Lo wollte sprechen und brachte kein Wort über die Lippen. Auf die Holzbank niedersinkend, brach sie in Schluchzen aus.

Schweigend setzte Frau Petri sich an die Seite ihres Kindes, nahm die Weinende in den Arm und streichelte ihr das Haar.

Noch ehe Frau Petri sprechen konnte, hatte Lo ihre Fassung wiedergefunden. Sie trocknete die Augen, und nur noch ein schmerzliches Lächeln irrte um ihren Mund, als sie ruhig sagte: »Mutter! Wir müssen fort von hier.«

»Fort?«

»Ja. Weil ich ihn liebe.«

»Ach Gott!« stammelte die alte Frau. »Was ist über mich schon alles gekommen! Und jetzt auch das noch! Mein Kind muß ich leiden sehen und kann ihm nicht helfen. So ein Unglück!«

»Nein, Mutter!« Lolos Augen leuchteten in stillem Glanz. »Was ich fühle, ist das Herrlichste eines Menschenherzens. Es wird mein Leben erfüllen wie die Sonne einen klaren Tag. Ist Liebe weniger schön und reich, weil sie nicht hoffen darf? Kein Unglück, nein! Was ich fühle, ist Glück. Nur Zeit mußt du mir vergönnen, um mich wiederzufinden, um so stark und mutig zu werden, daß ich ihm ruhig begegnen und verbergen kann, was in mir brennt. Nur deshalb will ich fort. Ein paar Wochen. Ich bitte dich, Mutter, tu mir das zuliebe.«

»Ja, Kind! Alles, was du willst. Und wohin möchtest du?«

»Das war immer eine Sehnsucht von mir: Vaters Heimat kennenzulernen, das Haus zu sehen, in dem er geboren wurde.«

»Ja!
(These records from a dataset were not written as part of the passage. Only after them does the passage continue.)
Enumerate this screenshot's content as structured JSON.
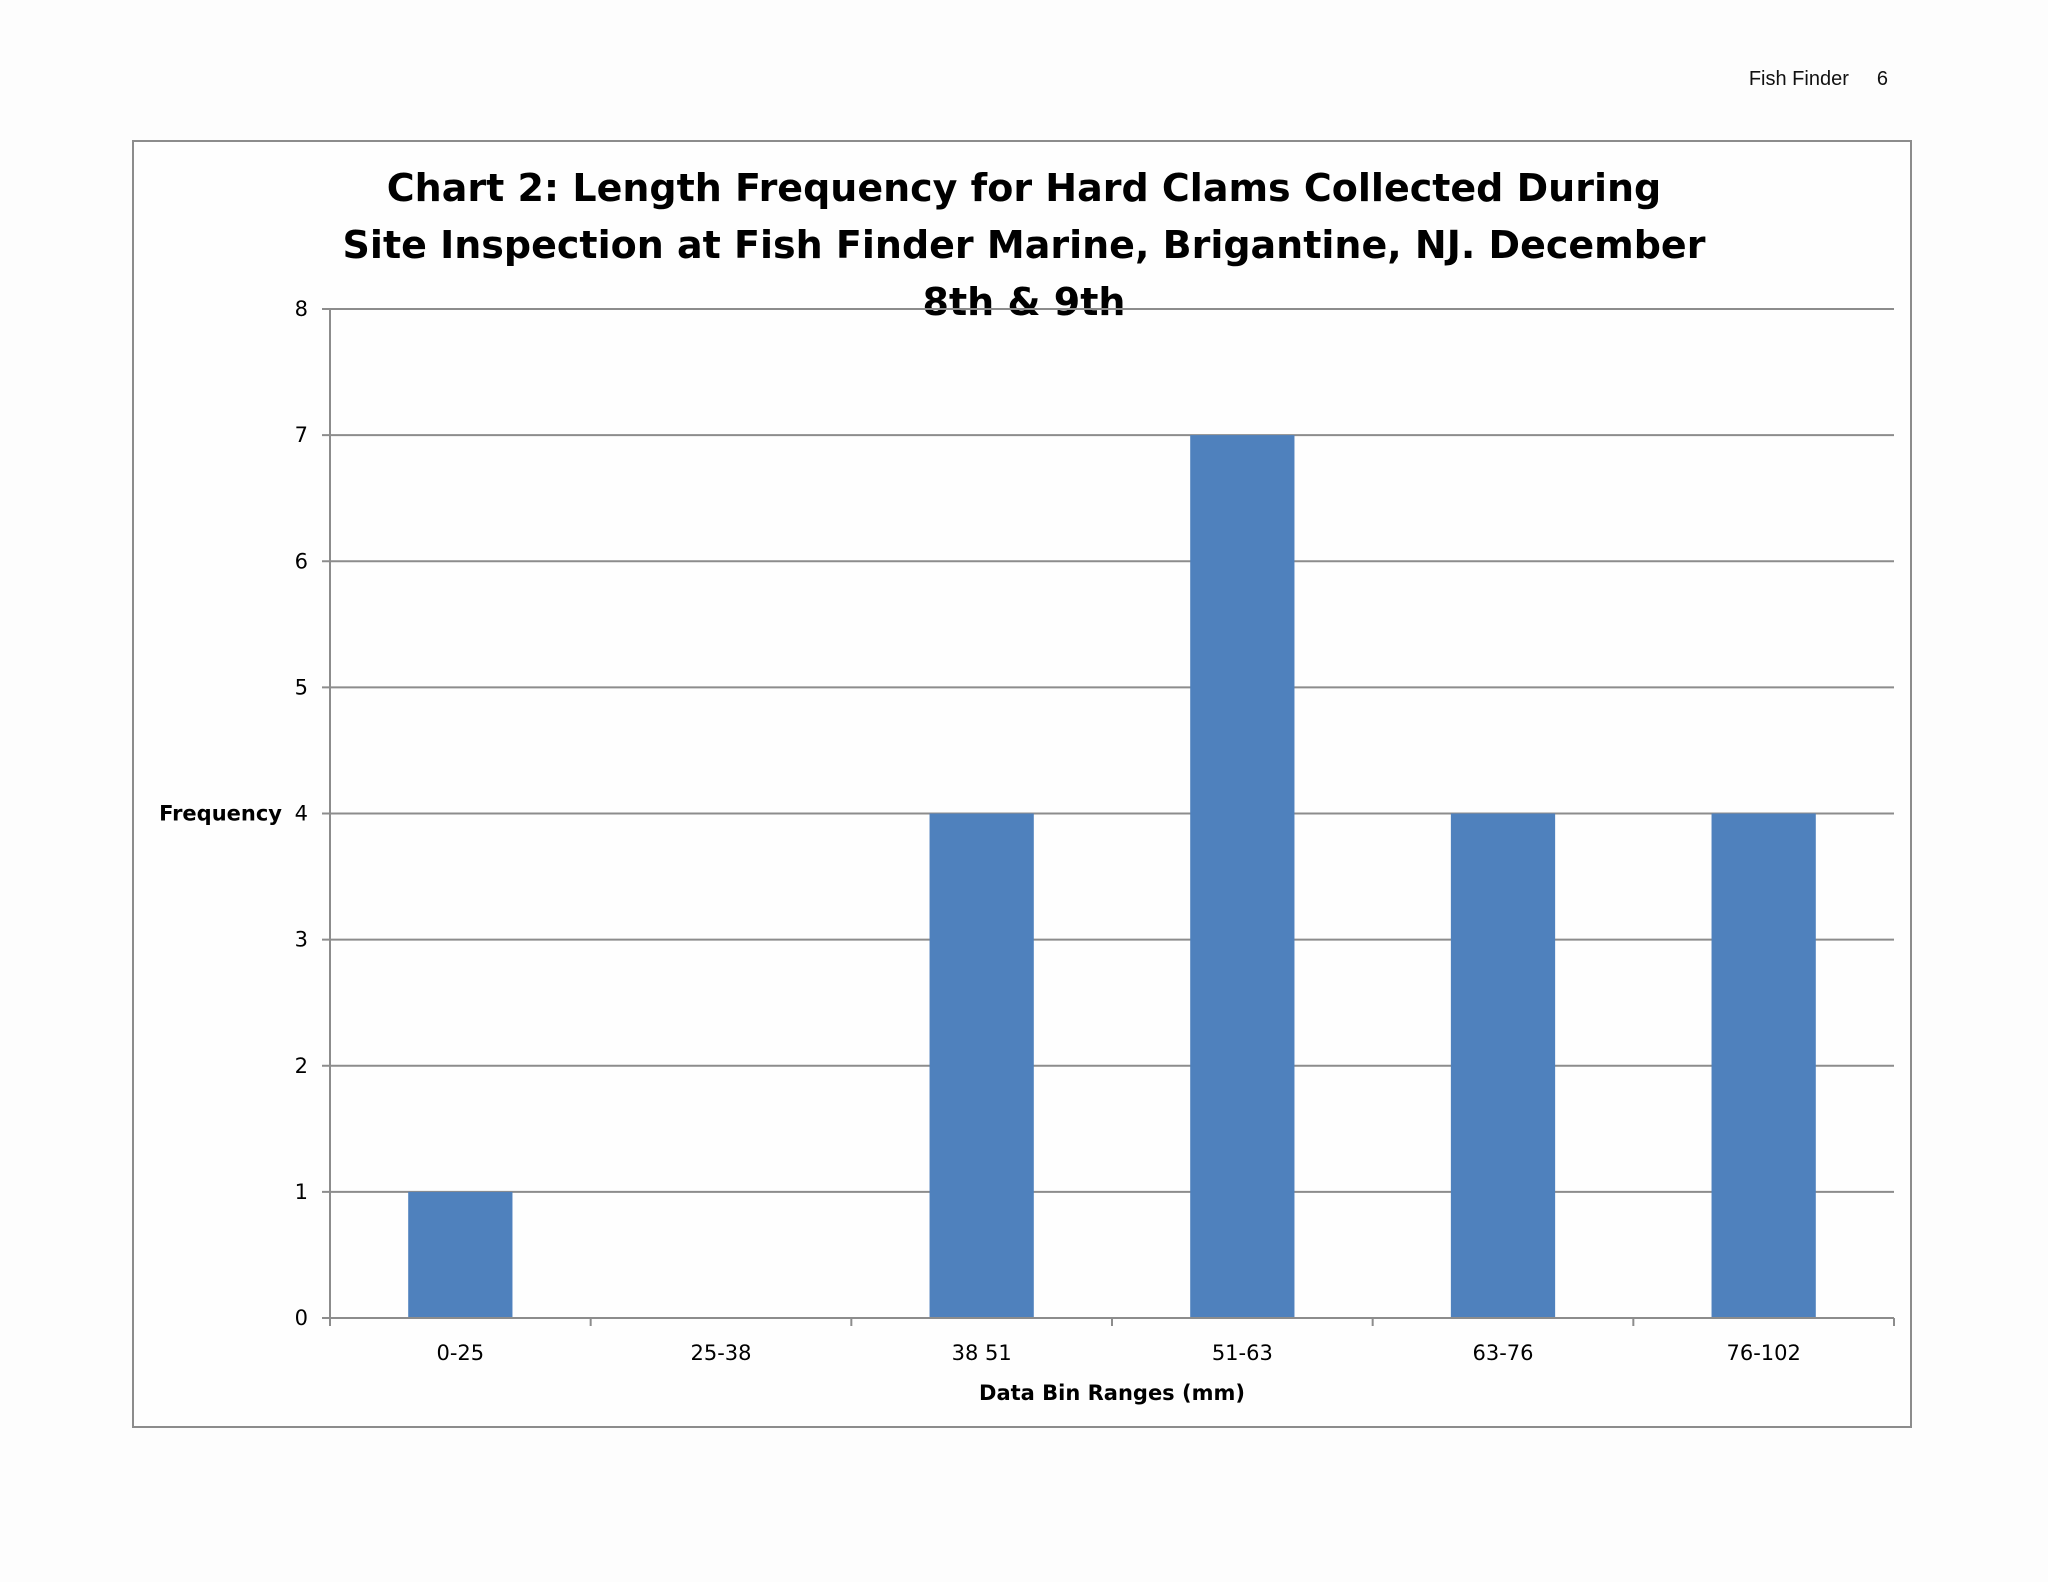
{
  "header": {
    "running_title": "Fish Finder",
    "page_number": "6"
  },
  "chart_data": {
    "type": "bar",
    "title": "Chart 2: Length Frequency for Hard Clams Collected During Site Inspection at Fish Finder Marine, Brigantine, NJ. December 8th & 9th",
    "categories": [
      "0-25",
      "25-38",
      "38 51",
      "51-63",
      "63-76",
      "76-102"
    ],
    "values": [
      1,
      0,
      4,
      7,
      4,
      4
    ],
    "xlabel": "Data Bin Ranges (mm)",
    "ylabel": "Frequency",
    "ylim": [
      0,
      8
    ],
    "yticks": [
      0,
      1,
      2,
      3,
      4,
      5,
      6,
      7,
      8
    ],
    "grid": true,
    "legend": "none",
    "bar_color": "#4f81bd",
    "grid_color": "#8c8c8c"
  }
}
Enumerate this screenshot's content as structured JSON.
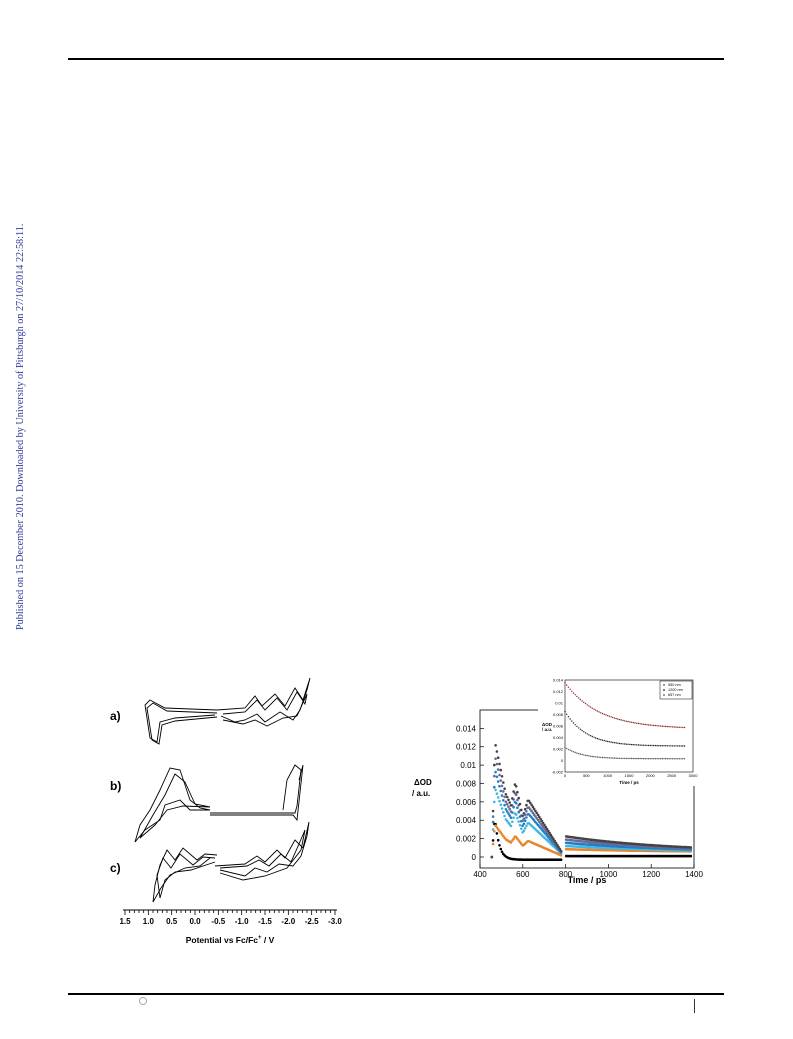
{
  "side_note": "Published on 15 December 2010. Downloaded by University of Pittsburgh on 27/10/2014 22:58:11.",
  "left_figure": {
    "panels": [
      "a)",
      "b)",
      "c)"
    ],
    "x_ticks": [
      "1.5",
      "1.0",
      "0.5",
      "0.0",
      "-0.5",
      "-1.0",
      "-1.5",
      "-2.0",
      "-2.5",
      "-3.0"
    ],
    "xlabel": "Potential vs Fc/Fc",
    "xlabel_superscript": "+",
    "xlabel_unit": " / V"
  },
  "chart_data": {
    "type": "scatter",
    "ylabel_line1": "ΔOD",
    "ylabel_line2": "/ a.u.",
    "xlabel": "Time / ps",
    "x_ticks": [
      "400",
      "600",
      "800",
      "1000",
      "1200",
      "1400"
    ],
    "y_ticks": [
      "0",
      "0.002",
      "0.004",
      "0.006",
      "0.008",
      "0.01",
      "0.012",
      "0.014"
    ],
    "xlim": [
      400,
      1400
    ],
    "ylim": [
      -0.0012,
      0.016
    ],
    "series_colors": [
      "#000000",
      "#e8842a",
      "#44b6e0",
      "#1d7fc9",
      "#6a6a9a",
      "#444444"
    ],
    "inset": {
      "xlabel": "Time / ps",
      "ylabel_line1": "ΔOD",
      "ylabel_line2": "/ a.u.",
      "x_ticks": [
        "0",
        "500",
        "1000",
        "1500",
        "2000",
        "2500",
        "3000"
      ],
      "y_ticks": [
        "-0.002",
        "0",
        "0.002",
        "0.004",
        "0.006",
        "0.008",
        "0.01",
        "0.012",
        "0.014"
      ],
      "xlim": [
        0,
        3000
      ],
      "ylim": [
        -0.002,
        0.014
      ],
      "legend": [
        "550 nm",
        "1200 nm",
        "657 nm"
      ],
      "series": [
        {
          "name": "550 nm",
          "color": "#8a2a2a",
          "A": 0.008,
          "tau": 800,
          "c": 0.0055
        },
        {
          "name": "1200 nm",
          "color": "#222222",
          "A": 0.006,
          "tau": 500,
          "c": 0.0025
        },
        {
          "name": "657 nm",
          "color": "#555555",
          "A": 0.002,
          "tau": 400,
          "c": 0.0003
        }
      ]
    }
  }
}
Da reisen wir hin.«

»Und dann, Mutter, gehen wir nach München.«

»München?« Vor den Augen der alten Frau erwachte bei diesem Wort das Bild ihrer bittersten Lebensjahre. Wie scheue Abwehr klang es aus ihrer Stimme: »Kind?«

»Das müssen wir, Mutter! Was wir über Vater erfuhren, hat eine Pflicht auf uns gelegt. Die Welt soll die Schätze sehen, die unser Haus umschließt, und soll lieben lernen, was Vater unter diesem Dach geschaffen hat. Deshalb müssen wir nach München.«

»Ich seh es ein. Das sind wir seinem Namen schuldig. Aber – Ach, Lo! Wieder hinein in den alten Kampf und in die neue Sorge! Und es war so friedlich hier! Bei unserem Erinnern und bei seinen Blumen!«

Lo legte den Arm um den Hals der Mutter. »So wird es auch bleiben, immer! Wenn wir heimkehren, werden wir nur reicher sein um eine Freude.«

»Gott soll's geben!« Frau Petri seufzte; ihr Herz wurde nicht leichter. Sie hatte es verlernt, an die Hoffnung zu glauben. Als nach allem Kampf der früheren Jahre die Ruhe gekommen war, hatte sie diesen Frieden nicht recht genießen können, weil sie immer fürchten mußte: er wird nicht dauern. Hatte sie nicht recht gehabt mit dieser Furcht? Noch war die Trauer um ihren Mann nicht still geworden. Und da kam das wieder! Der hoffnungslose Schmerz ihres Kindes! Und was würde dann kommen? Was stand ihr noch alles bevor an Leid und Weh? »Ach ja!« Die Hände fielen ihr schwer in den Schoß. »Wann willst du reisen?«

»Sobald der Bub wieder wohl ist. Und morgen will ich hinausreiten zum See, nur über die Nacht, um da draußen alles in Ordnung zu bringen für den Winter. Auch dürfen wir die Blumen in den heißen Sommerwochen nicht ohne Pflege lassen. Ich will den Sebener Senn ersuchen, daß er die Arbeit übernimmt.«

»Ja, das mußt du tun! Seine Blumen – das war sein letztes Wort – die dürfen nicht leiden.«

Nun schwiegen sie, als wäre alles zu Ende gesprochen.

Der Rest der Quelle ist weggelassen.